The Pirates extended Hurdle's contract almost exactly one year ago, in spring training.
"Having talked with both of them, I don't think that's the first topic on anybody's mind right now," Nutting said.
Hurdle, for his part, said an extension is not important to him.
There are still unknowns, Nutting said, regarding how much each team will receive from Major League Baseball's new national television contracts. The new Fox, TBS and ESPN deals are worth about $12 billion over eight years according to multiple reports, but diversions to MLB's central fund, MLB Advanced Media and streaming rights will dilute the payout to the teams. The yearly escalation of those diversions will further reduce the impact.

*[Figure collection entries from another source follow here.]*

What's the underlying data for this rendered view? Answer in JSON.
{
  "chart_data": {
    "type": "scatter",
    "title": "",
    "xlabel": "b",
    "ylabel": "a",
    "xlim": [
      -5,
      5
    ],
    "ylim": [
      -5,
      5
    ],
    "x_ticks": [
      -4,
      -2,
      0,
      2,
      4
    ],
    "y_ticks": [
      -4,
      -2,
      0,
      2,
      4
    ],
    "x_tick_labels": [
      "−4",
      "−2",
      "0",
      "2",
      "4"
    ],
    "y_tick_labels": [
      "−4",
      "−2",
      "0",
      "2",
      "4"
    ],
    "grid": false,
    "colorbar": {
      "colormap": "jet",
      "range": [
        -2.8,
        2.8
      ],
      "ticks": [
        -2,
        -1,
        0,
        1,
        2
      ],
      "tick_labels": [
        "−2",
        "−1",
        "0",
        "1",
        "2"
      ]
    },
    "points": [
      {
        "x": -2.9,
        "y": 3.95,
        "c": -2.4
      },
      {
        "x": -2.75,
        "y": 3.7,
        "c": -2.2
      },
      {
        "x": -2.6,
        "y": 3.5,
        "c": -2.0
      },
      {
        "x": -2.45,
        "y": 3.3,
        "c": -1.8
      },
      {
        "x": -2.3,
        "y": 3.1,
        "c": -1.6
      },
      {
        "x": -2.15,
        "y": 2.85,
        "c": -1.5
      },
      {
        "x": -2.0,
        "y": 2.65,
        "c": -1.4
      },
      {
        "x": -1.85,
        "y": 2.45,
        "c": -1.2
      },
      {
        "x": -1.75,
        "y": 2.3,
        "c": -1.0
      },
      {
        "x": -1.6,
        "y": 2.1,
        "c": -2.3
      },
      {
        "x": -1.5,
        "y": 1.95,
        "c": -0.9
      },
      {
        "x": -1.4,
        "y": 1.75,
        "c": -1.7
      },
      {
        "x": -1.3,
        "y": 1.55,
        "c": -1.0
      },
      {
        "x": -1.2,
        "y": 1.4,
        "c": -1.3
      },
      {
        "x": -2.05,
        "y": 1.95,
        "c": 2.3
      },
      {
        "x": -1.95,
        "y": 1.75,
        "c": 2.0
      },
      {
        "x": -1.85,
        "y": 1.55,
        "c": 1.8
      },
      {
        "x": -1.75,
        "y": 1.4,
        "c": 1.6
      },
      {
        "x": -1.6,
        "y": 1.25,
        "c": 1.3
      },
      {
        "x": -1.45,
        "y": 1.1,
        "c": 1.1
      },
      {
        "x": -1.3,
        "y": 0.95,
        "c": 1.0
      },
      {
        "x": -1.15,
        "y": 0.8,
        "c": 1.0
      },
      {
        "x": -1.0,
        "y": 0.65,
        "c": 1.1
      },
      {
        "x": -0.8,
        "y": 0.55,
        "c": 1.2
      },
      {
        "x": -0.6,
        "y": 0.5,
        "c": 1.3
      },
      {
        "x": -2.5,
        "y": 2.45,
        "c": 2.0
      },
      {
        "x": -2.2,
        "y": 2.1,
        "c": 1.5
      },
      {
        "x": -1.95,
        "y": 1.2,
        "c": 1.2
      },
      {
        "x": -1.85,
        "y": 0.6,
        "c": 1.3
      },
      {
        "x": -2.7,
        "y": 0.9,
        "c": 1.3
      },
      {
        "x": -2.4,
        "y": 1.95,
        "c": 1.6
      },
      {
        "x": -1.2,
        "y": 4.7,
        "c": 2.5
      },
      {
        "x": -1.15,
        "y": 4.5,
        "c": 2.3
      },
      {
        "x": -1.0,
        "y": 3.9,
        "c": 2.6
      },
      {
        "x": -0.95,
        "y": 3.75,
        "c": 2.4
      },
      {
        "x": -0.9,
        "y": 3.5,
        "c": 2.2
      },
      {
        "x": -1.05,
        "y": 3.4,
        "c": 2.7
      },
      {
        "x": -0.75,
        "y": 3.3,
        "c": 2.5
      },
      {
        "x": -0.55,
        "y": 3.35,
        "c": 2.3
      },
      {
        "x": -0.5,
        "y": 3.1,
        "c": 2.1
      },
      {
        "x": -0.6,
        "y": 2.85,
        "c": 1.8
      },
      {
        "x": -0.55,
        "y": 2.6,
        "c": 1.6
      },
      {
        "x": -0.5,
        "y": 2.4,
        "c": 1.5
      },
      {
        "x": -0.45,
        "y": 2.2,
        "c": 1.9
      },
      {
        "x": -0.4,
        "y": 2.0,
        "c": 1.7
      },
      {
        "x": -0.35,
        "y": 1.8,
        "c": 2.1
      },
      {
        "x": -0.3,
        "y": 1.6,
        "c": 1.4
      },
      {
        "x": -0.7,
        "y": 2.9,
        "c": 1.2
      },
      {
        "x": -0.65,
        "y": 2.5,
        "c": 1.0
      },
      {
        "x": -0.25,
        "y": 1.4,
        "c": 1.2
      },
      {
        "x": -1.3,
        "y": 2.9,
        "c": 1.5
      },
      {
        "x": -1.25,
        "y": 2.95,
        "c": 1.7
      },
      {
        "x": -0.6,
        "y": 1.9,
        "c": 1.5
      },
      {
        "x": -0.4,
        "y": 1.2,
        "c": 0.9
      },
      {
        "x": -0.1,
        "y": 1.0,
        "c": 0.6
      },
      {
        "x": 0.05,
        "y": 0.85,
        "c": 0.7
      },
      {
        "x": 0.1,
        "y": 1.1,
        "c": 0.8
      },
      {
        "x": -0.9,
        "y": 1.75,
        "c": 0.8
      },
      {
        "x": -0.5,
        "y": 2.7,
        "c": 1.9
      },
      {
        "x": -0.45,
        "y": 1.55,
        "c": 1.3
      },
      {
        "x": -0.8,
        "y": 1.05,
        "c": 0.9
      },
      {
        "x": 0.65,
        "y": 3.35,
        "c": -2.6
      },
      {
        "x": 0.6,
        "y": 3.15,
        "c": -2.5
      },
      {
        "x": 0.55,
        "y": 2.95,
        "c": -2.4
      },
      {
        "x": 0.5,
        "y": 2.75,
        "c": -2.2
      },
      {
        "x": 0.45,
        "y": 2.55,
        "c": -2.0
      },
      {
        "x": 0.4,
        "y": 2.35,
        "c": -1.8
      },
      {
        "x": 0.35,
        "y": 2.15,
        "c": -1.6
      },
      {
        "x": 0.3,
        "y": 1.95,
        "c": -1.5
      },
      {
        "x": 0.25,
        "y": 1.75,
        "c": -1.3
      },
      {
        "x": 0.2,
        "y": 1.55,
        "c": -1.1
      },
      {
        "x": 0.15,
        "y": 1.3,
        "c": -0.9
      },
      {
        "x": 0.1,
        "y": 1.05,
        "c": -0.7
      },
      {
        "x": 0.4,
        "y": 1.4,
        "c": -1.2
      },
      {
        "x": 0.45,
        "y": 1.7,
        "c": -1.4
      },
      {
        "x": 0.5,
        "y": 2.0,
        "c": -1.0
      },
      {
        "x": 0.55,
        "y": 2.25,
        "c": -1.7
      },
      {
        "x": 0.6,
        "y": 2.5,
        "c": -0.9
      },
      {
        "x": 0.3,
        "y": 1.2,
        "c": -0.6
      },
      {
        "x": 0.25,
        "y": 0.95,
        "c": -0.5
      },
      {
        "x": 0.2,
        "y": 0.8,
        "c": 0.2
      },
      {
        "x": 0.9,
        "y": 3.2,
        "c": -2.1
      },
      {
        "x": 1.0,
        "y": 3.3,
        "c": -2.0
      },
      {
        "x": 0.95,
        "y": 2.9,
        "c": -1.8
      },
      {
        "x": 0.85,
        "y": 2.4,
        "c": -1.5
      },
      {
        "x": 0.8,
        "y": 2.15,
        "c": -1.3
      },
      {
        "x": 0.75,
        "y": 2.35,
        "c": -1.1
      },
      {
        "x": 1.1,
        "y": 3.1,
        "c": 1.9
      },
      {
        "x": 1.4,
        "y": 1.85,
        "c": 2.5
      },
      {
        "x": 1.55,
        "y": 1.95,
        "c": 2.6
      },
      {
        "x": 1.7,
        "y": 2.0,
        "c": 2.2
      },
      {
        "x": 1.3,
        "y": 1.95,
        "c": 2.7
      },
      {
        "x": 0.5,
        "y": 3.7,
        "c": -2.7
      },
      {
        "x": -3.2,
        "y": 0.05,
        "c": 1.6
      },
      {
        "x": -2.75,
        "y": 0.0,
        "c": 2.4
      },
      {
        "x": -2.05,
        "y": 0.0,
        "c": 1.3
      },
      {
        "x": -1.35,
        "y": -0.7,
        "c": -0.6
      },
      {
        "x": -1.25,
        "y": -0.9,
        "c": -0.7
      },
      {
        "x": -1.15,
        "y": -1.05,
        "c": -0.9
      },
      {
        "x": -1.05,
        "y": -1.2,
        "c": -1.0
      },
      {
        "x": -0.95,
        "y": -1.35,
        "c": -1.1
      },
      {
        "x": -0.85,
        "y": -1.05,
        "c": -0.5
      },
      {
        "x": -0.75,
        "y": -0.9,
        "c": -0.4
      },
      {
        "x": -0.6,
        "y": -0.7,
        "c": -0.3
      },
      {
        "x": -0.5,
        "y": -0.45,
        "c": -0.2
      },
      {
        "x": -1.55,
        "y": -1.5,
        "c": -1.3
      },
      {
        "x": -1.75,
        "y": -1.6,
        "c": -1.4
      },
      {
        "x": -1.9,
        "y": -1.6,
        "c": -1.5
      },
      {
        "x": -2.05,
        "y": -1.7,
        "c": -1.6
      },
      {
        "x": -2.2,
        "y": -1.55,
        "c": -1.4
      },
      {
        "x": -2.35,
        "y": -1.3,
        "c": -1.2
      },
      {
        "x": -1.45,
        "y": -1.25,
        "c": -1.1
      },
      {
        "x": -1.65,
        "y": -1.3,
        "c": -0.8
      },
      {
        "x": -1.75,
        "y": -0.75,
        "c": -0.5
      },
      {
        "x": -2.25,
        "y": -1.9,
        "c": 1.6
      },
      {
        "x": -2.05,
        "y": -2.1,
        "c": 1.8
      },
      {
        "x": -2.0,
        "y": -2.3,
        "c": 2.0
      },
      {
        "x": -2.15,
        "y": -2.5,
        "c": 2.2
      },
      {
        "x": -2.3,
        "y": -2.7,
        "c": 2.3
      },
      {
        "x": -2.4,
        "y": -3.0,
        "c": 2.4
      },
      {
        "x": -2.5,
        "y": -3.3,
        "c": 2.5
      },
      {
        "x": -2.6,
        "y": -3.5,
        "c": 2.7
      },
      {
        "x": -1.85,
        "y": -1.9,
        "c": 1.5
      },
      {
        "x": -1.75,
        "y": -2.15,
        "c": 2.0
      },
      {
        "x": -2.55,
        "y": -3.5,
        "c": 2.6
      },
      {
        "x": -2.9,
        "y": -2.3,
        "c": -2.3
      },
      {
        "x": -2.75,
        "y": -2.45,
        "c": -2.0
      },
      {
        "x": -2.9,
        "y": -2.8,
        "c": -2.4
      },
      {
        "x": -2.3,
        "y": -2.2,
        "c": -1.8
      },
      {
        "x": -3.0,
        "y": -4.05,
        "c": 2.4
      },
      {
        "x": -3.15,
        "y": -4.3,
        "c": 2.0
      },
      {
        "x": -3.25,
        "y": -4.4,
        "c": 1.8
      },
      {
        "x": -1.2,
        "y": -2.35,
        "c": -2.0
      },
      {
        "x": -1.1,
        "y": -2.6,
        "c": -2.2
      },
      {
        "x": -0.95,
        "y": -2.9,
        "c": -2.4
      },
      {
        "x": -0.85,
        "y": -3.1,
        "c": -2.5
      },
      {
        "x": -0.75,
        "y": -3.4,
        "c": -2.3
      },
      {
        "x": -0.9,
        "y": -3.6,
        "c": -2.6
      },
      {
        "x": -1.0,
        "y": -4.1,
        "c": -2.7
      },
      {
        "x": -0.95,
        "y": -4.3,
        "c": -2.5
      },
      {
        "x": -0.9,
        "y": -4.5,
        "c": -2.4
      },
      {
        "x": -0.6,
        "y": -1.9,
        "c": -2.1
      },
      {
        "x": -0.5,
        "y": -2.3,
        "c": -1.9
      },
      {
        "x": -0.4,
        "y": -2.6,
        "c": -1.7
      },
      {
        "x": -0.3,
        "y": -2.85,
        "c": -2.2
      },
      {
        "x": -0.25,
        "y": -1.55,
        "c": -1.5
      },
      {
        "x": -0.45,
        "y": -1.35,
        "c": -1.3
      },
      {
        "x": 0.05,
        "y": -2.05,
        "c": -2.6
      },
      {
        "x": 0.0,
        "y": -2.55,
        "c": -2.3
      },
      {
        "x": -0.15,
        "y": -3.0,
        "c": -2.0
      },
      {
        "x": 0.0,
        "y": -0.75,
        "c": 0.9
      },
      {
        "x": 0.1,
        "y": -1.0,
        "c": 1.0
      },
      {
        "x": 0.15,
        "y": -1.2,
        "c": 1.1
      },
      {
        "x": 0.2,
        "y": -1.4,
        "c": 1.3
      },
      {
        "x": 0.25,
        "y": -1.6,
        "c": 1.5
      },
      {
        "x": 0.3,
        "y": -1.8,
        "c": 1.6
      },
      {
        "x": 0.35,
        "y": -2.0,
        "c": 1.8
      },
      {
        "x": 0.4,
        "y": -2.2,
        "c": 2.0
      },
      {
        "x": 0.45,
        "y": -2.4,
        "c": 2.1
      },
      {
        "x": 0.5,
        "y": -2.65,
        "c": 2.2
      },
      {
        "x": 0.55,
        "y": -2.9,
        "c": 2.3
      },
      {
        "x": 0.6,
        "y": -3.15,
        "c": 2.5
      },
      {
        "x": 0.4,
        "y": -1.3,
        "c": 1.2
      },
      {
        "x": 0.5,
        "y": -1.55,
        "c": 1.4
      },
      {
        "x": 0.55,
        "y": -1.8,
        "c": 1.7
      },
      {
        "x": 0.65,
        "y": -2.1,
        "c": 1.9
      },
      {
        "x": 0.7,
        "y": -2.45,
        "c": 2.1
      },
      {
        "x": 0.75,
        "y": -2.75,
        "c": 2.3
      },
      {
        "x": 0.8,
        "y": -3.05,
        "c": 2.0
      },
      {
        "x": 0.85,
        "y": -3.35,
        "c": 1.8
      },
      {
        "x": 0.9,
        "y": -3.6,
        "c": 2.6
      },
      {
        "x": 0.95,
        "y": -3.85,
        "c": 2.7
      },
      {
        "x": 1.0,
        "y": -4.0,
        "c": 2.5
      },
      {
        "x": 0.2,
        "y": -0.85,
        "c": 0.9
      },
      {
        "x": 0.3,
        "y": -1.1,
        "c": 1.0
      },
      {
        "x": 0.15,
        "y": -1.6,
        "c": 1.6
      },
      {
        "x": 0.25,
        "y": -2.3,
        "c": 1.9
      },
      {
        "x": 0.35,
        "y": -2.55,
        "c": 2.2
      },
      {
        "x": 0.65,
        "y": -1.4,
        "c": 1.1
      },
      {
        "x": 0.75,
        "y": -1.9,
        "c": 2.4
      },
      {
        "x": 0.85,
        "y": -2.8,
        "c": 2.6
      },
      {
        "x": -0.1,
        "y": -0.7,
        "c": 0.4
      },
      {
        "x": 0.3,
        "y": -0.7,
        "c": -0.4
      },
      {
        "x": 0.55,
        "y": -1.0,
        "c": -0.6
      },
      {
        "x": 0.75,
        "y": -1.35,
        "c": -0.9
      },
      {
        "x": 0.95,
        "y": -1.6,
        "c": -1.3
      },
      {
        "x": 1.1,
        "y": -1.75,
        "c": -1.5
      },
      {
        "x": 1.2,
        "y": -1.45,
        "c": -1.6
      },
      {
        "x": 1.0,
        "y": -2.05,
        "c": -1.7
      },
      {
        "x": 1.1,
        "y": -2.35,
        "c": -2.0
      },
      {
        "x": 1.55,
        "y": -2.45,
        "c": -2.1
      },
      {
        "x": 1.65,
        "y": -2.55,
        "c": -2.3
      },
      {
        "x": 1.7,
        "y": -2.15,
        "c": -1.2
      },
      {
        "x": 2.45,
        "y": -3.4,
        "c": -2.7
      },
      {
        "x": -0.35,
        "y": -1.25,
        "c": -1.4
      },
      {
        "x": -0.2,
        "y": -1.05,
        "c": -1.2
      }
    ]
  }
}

"We're going to make sure we're never focused on total dollars, but how do we really invest effectively so we're getting the right mix of our development system, the right mix of talent coming into the organization, and a real commitment to make sure that the 2014 team knows they're our top priority and we need to perform and win in Pittsburgh," Nutting said.
Nutting reiterated his stance that the organization should seek to improve internally -- meaning he would prefer, when adding to the major league roster via trade, to take on additional salary rather than part with young prospects -- but noted the need to be flexible.
"There's no question that it is easier and more impactful, especially at the trading deadline, to write an extra check rather than give up prospects," Nutting said. "At the same time, not everybody in the organization can stay in the organization."
Nutting pointed to Baseball America ranking the Pirates as the best minor league system in the league as an exciting part of the offseason and as a tangible result of the organizational plan.